In tema di intelligenza artificiale nel processo decisionale, la tecnica di addestramento illustrata è stata testata su tre gruppi di partecipanti, ma in maniera differente: a un primo gruppo è stata somministrata in modo completo, a un secondo gruppo solo parzialmente (senza la parte relativa allo svelamento delle risposte esatte e di quelle sbagliate da parte del sistema AI), mentre il gruppo di riferimento non ha ricevuto alcun addestramento, ma ha potuto, però, vedere in anticipo tutte le risposte della macchina.

Dai risultati dei test, è emerso che gli utenti che hanno ricevuto l’addestramento completo sono riusciti a comprendere le reali capacità del sistema di intelligenza artificiale tanto quanto il gruppo di controllo, riuscendo, quindi, a simulare le risposte dell’assistente AI come se le avessero lette in anticipo.

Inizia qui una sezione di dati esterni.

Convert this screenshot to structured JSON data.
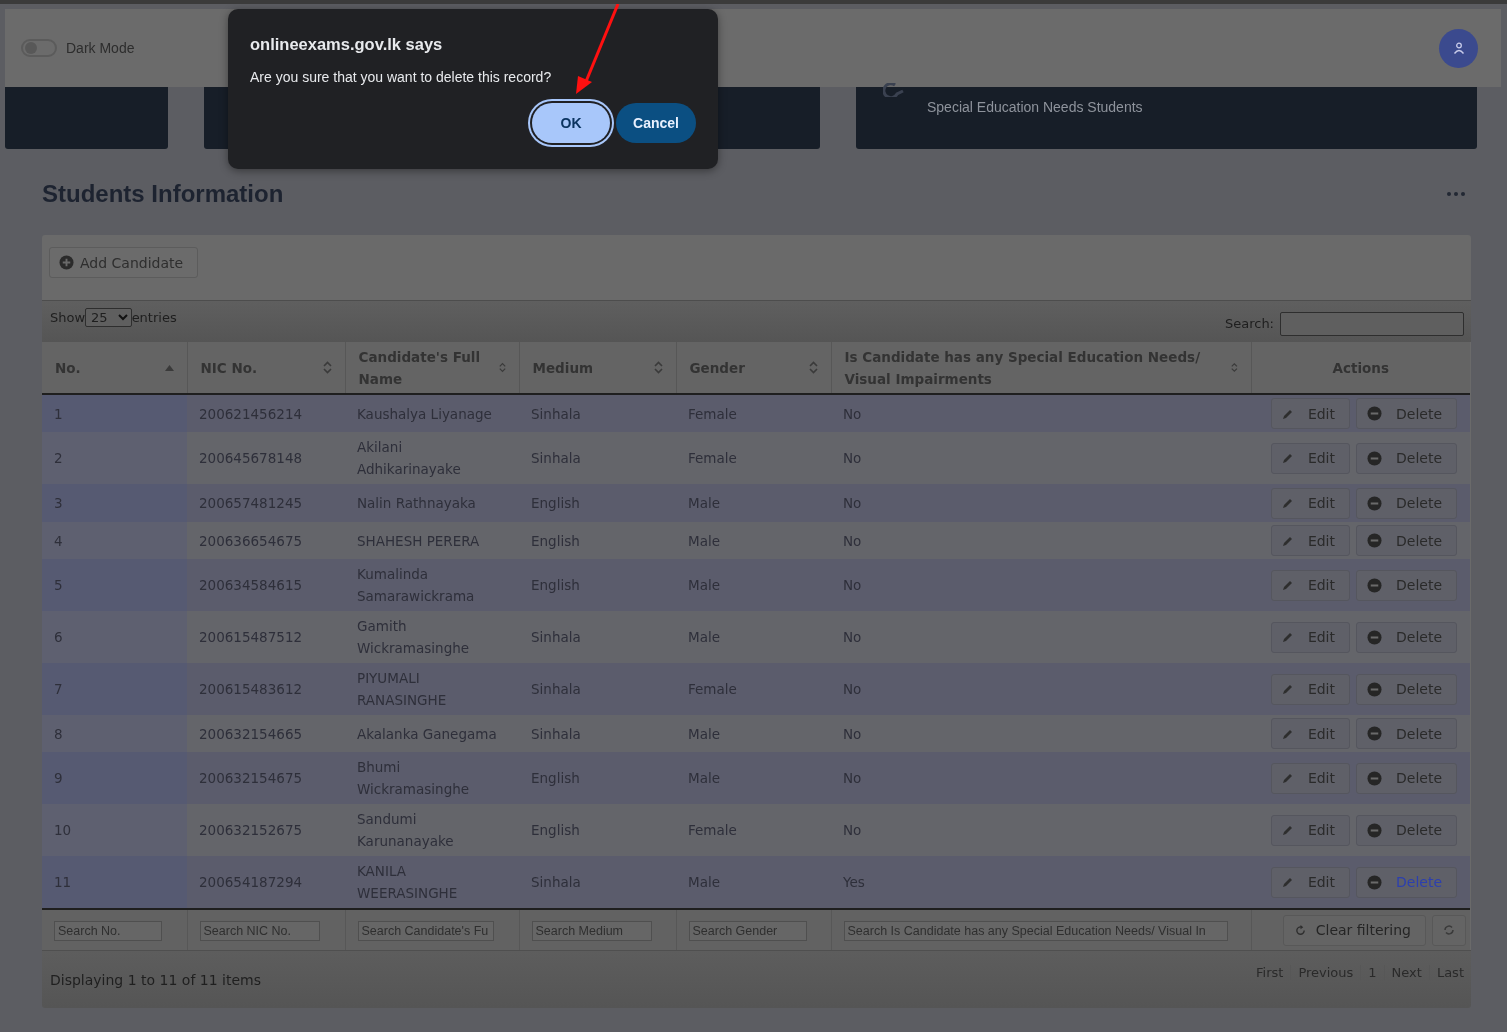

Andando più in profondità, è emerso anche un altro dato interessante, che ha visto quasi il 50% di coloro che sono stati addestrati in modo completo elencare in maniera assai puntuale le abilità e i limiti della macchina nel fornire le risposte esatte, i quali hanno avuto ragione sul 63% degli esempi. Mentre chi non ha ricevuto alcun addestramento, ma ha comunque potuto scorgere in anticipo le risposte, ha avuto ragione sul 57% delle domande. Ma, osservano i ricercatori del MIT:

«… i risultati mostrano anche che c’è ancora un divario. Solo il 50% degli utenti addestrati ha costruito modelli mentali accurati del sistema AI. E coloro che lo hanno fatto, hanno avuto ragione solo nel 63% dei casi. Il che significa che, pur addestrati e preparati e con precisi modelli mentali, non hanno sempre seguito le regole»

Quest’ultimo punto lascia ancora aperta una questione: anche se le persone si fidano del proprio assistente AI in quanto ne conoscono le abilità e sanno che le sue risposte a determinate domande dovrebbero essere corrette, non seguono la rappresentazione mentale che hanno di lui.

In futuro, il team di studio proseguirà nella direzione di tale discrepanza – per sondarla e giungere a nuove risposte sul tema della fiducia nei processi decisionali assistiti da sistemi di intelligenza artificiale – oltre a perfezionare il metodo della costruzione di un modello mentale dell’AI, che aiuti a definire in modo sempre più puntuale le aspettative nei riguardi delle sue prestazioni e, dunque, a elevare il grado di fiducia nei suoi confronti. Infine, un altro obiettivo è quello – in futuro – di poter condurre studi sulla fiducia del personale medico-sanitario nei confronti dei sistemi di intelligenza artificiale particolarmente complessi, per la presa di decisioni in ambito clinico.